I find specifically that Mr. Drapeau told the other participant that he wanted to “get” Joe Sazue, a local police officer. They obviously targeted Mr. Sazue because of Mr. Sazue’s official status as the police officer who had arrested other members of Mr. Drapeau’s family or, at least, one other member of Mr. Dra-peau’s family previously. He was the target and he was the reason these firebombs were constructed and possessed by this defendant.
This offense of making the firebomb was, as I’ve indicated, motivated by Offi *990 cer Sazue’s status as a police officer and he was the victim. He was a government official.

Id.

The district court sentenced Drapeau to 120 months’ imprisonment, three years of supervised release, a special assessment of $50, and a fine of $1,000 (the same sentence as previously imposed) and entered judgment. Drapeau timely filed the present appeal.

II.

“The district court’s interpretation of the Sentencing Guidelines is a question of law subject to de novo review, while its factual determinations are subject to review only for clear error.” United States v. Larson, 110 F.3d 620, 627 (8th Cir.1997).

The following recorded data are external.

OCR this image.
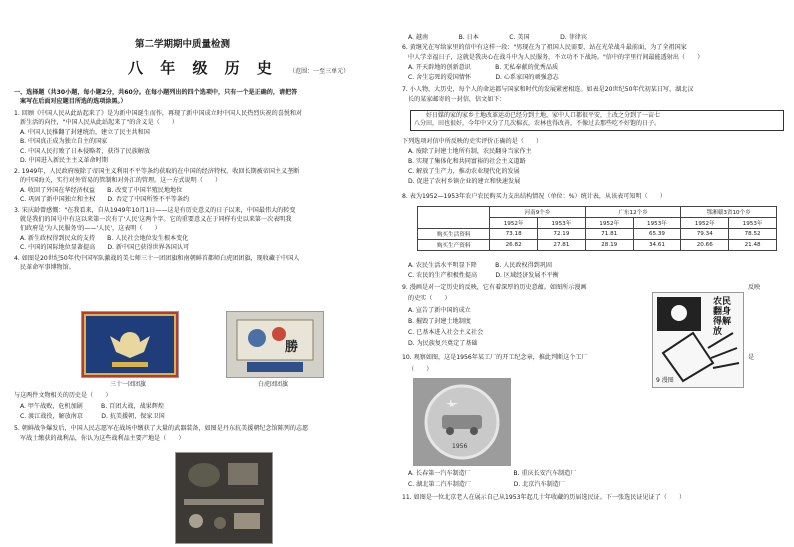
第二学期期中质量检测
八 年 级 历 史 （范围：一至三单元）
一、选择题（共30小题，每小题2分，共60分。在每小题列出的四个选项中，只有一个是正确的，请把答
案写在后面对应题目所选的选项涂黑。）
1. 回顾《中国人民从此站起来了》是为新中国诞生而作，再现了新中国成立时中国人民热烈庆祝的喜悦和对
新生活的向往，"中国人民从此站起来了"的含义是（　　）
A. 中国人民推翻了封建统治，建立了民主共和国
B. 中国真正成为独立自主的国家
C. 中国人民打败了日本侵略者，获得了民族解放
D. 中国进入新民主主义革命时期
2. 1949年，人民政府废除了帝国主义利用不平等条约获取的在中国的经济特权，收回长期被帝国主义垄断
的中国海关，实行对外贸易的管制和对外汇的管理。这一方式说明（　　）
A. 收回了外国在华经济权益　　B. 改变了中国半殖民地地位
C. 巩固了新中国独立和主权　　D. 否定了中国所签不平等条约
3. 宋庆龄曾感慨："在我看来，自从1949年10月1日——这是有历史意义的日子以来，中国最伟大的转变
就是我们的国号中有这以来第一次有了'人民'这两个字。它的重要意义在于同样有史以来第一次表明我
们政府是'为人民服务'的——'人民'，这表明（　　）
A. 新生政权得到民众的支持　　B. 人民社会地位发生根本变化
C. 中国的国际地位显著提高　　D. 新中国已获得世界各国认可
4. 如图是20世纪50年代中国军队激战的美七师三十一团团旗和南朝鲜首都师白虎团团旗，现收藏于中国人
民革命军事博物馆。
三十一团团旗
勝
白虎团团旗
与这两件文物相关的历史是（　　）
A. 甲午战败，危机加剧　　　B. 百团大战，战果辉煌
C. 渡江战役，解放南京　　　D. 抗美援朝，保家卫国
5. 朝鲜战争爆发后，中国人民志愿军在战场中缴获了大量的武器装备，如图是丹东抗美援朝纪念馆陈列的志愿
军战士缴获的战利品，你认为这些战利品主要产地是（　　）
A. 越南　　　　　B. 日本　　　　　C. 美国　　　　　D. 菲律宾
6. 黄继光在写给家里的信中有这样一段："男现在为了祖国人民需要，站在光荣战斗最前面，为了全祖国家
中人学幸福日子，这就是我决心在战斗中为人民服务，不立功不下战场。"信中的字里行间最能透射出（　　）
A. 开天辟地的创新意识　　　　B. 无私奉献的优秀品质
C. 舍生忘死的爱国情怀　　　　D. 心系家国的顽强意志
7. 小人物，大历史，每个人的命运都与国家和时代的发展紧密相连。如表是20世纪50年代初某日写，湖北汉
长的某家邮寄的一封信，信文如下：
　　好日媒的家的家乡土地改革运动已经分到土地，家中人口都很平安，土改之分到了一亩七
八分田，田也很好，今年中又分了几次棉衣，农林也得改善，不像过去那些吃不好饱的日子。
下列选项对信中所反映的史实评价正确的是（　　）
A. 废除了封建土地所有制，农民翻身当家作主
B. 实现了集体化和共同富裕的社会主义道路
C. 解放了生产力，推动农业现代化的发展
D. 促进了农村乡镇企业的建立和快速发展
8. 表为1952—1953年农户农民购买力支出结构情况（单位：%）统计表，从该表可知明（　　）
	河南9个乡		广东12个乡		鄂湘赣3省10个乡	
	1952年	1953年	1952年	1953年	1952年	1953年
购买生活资料	73.18	72.19	71.81	65.39	79.34	78.52
购买生产资料	26.82	27.81	28.19	34.61	20.66	21.48
A. 农民生活水平明显下降　　　B. 人民政权得到巩固
C. 农民的生产积极性提高　　　D. 区域经济发展不平衡
9. 漫画是对一定历史的反映，它有着深厚的历史意蕴。如图所示漫画	反映
的史实（　　）
A. 宣告了新中国的成立
B. 摧毁了封建土地制度
C. 已基本进入社会主义社会
D. 为民族复兴奠定了基础
10. 观察如图，这是1956年某工厂的开工纪念章，推此判断这个工厂	是
（　　）
农民
翻身
得解
放
9 漫图
1956
A. 长春第一汽车制造厂　　　　　　　B. 重庆长安汽车制造厂
C. 湖北第二汽车制造厂　　　　　　　D. 北京汽车制造厂
11. 如图是一位北京老人在展示自己从1953年起几十年收藏的历届选民证。下一张选民证见证了（　　）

Section 3A1.2(a) requires a three-level enhancement if the victim of the crime of conviction was a government official, and the crime of conviction was motivated by the victim’s status as a government official. See USSG § 3A1.2(a); Drapeau, 121 F.3d at 349. The prior panel plainly stated that “[USSG] § 3A1.2(a)’s enhancement is proper only where a government official is the victim of a defendant’s offense of conviction.” Drapeau, 121 F.3d at 349 (emphasis added). Thus, the panel held that the district court erred when it considered other relevant conduct in assessing the three-level enhancement pursuant to section 3A1.2(a). Id. This holding is not only the law of the case, but is also now the law of this circuit unless changed by the Eighth Circuit en banc or by the Supreme Court.